Results from the proposed research project will benefit the State of California and its citizens at several levels.
Direct Impacts: This research project aims to target a potential barrier to stem cell therapies via induced pluripotent stem cell (iPS): the avoidance of immune rejection in the patient. Even though iPS are not thought to stimulate an immune response if transplanted back into the patient from which the iPS was derived, this has not been tested formally. Furthermore, iPS may not be able to generated from all patients, and thus iPS from mismatched donors might be used. If immunological tolerance to iPS-derived grafts is not achieved, the therapeutic iPS is destroyed and disease persists. The immune system is formed from hematopoietic (blood) stem cells, and our research goals are to establish protocols which promote engraftment of iPS-derived blood stem cells in a recipient to induce immunological tolerance. If successful, this will provide preclinical data to demonstrate that immunological tolerance to iPS-based therapies can be achieved. As immunological tolerance is important for all potential iPS-therapies, this work can have broad applications to a wide diversity of stem-cell based therapies and diseases. The work will also have indirect impacts outside of the research, such as notoriety to CIRM as the funding agency for this groundbreaking research, and be the springboard for improvements in health care, increase in tax revenues, and improvements in education for California residents.
Health Care: If successful, this research could facilitate clinical trials for iPS-based therapies. As this research is funded by CIRM, it is highly likely that Californians would be the primary recipients of therapies designed using our research results.
Biotechnology: My research already relies on a number of products and tools manufactured and sold in the state of California. If successful, research will require a scaled-up version of protocols designed in our studies. This could attract new biotechnology companies in the state, boosting the tax revenue in the state. This in turn, will provide new jobs for California state residents.

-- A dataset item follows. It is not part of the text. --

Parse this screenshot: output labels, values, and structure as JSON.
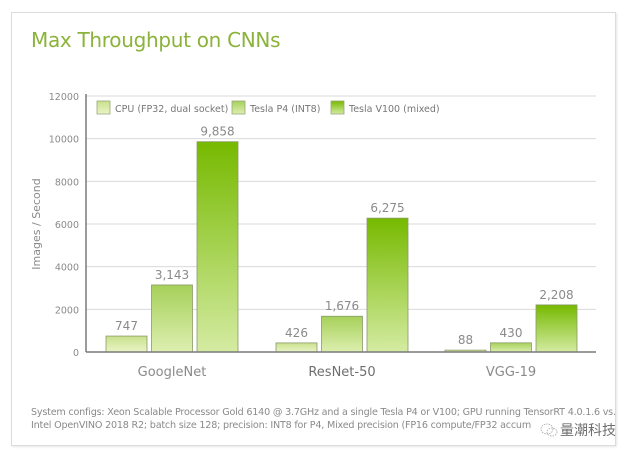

Education: Establishment of successful stem cell based-therapeutics in California will encourage institutions of higher education to promote science education to fill the jobs created by stem cell research. This will retain California students in the state that are interested in biomedical research and medical careers. Furthermore, it could attract out-of-state students seeking degrees that will allow them access to careers in stem cell research. It is envisioned that this will trickle down to the K-12 levels and provide funding to promote science education at all levels.